>The Kult by Shaun Jeffrey
>In The Kult, Shaun Jeffrey makes a move from horror fiction to the field of the the serial killer novel. Yet again, he manages to firmly plant his flag in an over crowded market. While this is a crime novel, there are scenes of extreme horror.
This is a tale of childhood pacts, and the ramification they bring in later life. The brilliantly named Detective Prosper Snow, is faced with a choice: does he help his childhood friends, whilst trying to solve the case of the brutal serial killer, The Oracle or does he walk away and break the pact?

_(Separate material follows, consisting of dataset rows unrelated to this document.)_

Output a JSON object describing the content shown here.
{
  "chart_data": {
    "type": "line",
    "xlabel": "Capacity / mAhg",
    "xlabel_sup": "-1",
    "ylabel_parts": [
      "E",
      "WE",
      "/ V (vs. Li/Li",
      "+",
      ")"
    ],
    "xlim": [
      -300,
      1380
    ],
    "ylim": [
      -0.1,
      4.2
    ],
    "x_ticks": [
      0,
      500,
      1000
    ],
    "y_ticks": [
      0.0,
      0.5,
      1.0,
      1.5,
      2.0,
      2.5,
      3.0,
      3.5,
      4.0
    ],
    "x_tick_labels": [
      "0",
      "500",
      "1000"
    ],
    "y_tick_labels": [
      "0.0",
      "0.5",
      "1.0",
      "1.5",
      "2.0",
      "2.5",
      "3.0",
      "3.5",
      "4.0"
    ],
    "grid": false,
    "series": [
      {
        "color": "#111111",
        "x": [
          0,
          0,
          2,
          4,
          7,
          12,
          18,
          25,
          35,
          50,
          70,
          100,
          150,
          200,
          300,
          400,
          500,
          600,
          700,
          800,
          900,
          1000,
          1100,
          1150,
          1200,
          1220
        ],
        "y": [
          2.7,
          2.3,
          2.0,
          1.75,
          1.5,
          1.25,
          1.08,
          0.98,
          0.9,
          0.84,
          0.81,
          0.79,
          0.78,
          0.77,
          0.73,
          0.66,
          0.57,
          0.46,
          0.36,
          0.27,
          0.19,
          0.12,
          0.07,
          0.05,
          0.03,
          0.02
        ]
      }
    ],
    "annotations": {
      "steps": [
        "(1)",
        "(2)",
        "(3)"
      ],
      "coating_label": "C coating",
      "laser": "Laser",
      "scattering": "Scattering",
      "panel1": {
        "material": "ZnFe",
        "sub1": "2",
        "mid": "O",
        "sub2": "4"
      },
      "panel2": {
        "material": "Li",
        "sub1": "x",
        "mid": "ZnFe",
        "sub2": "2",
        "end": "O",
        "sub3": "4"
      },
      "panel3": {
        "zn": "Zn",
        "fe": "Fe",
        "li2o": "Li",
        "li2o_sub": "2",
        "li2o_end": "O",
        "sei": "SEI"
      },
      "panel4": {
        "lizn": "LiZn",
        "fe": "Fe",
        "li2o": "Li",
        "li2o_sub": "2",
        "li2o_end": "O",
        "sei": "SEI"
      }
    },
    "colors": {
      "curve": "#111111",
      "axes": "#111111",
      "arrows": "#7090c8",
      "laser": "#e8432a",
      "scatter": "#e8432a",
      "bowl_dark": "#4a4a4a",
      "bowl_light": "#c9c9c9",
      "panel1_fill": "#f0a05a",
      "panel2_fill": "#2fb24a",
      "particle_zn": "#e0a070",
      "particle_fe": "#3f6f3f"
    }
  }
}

The Oracle, a brutal, and I mean brutal, you can almost smell the burnt flesh coming of the page, serial killer, abducts his victims based on their predictability. He then proceeds to kill them in a series of extreme manners. The key to catching him is in the clues he leaves the police, a series of photographs of each of his victims. I really don’t want to say too much more about the plot points, as to do so would really spoil it for the reader. Needless to say I tried to decipher the clues, and failed miserably.
As a protagonist, Prosper, is an interesting character, he blames himself for everything that has gone wrong, and everything that goes wrong in the course of the story. Even though he has got a lot to blame himself for, you still end up rooting for him. This is a credit to the writing talents of Shaun. If you were to actually list some of the things that Prosper had done prior to the events told here and what transpires, you wouldn’t like him. A lot of this is down to the fact that Shaun keeps Prosper firmly in the realms of a normal human being, not some super detective who can do no wrong.
The writing is darkly solid, and keeps the plot moving along at breakneck speed to its explosive conclusion. Shaun manages to keep a strong feeling of impending dread throughout the novel. Questions are raised throughout the novel, who or what is the Kult, will Prosper do what is asked of him, who is the Oracle? All of these questions are answered extremely well. I was certainly caught out by the identity of The Kult. And the way in which Shaun handles the decision that Prosper makes in helping or not helping his fiends is handled really well.
This is Shaun’s second novel in six years, I for one really hope that his third novel is out soon, and hope that we haven’t seen the last of Prosper Snow.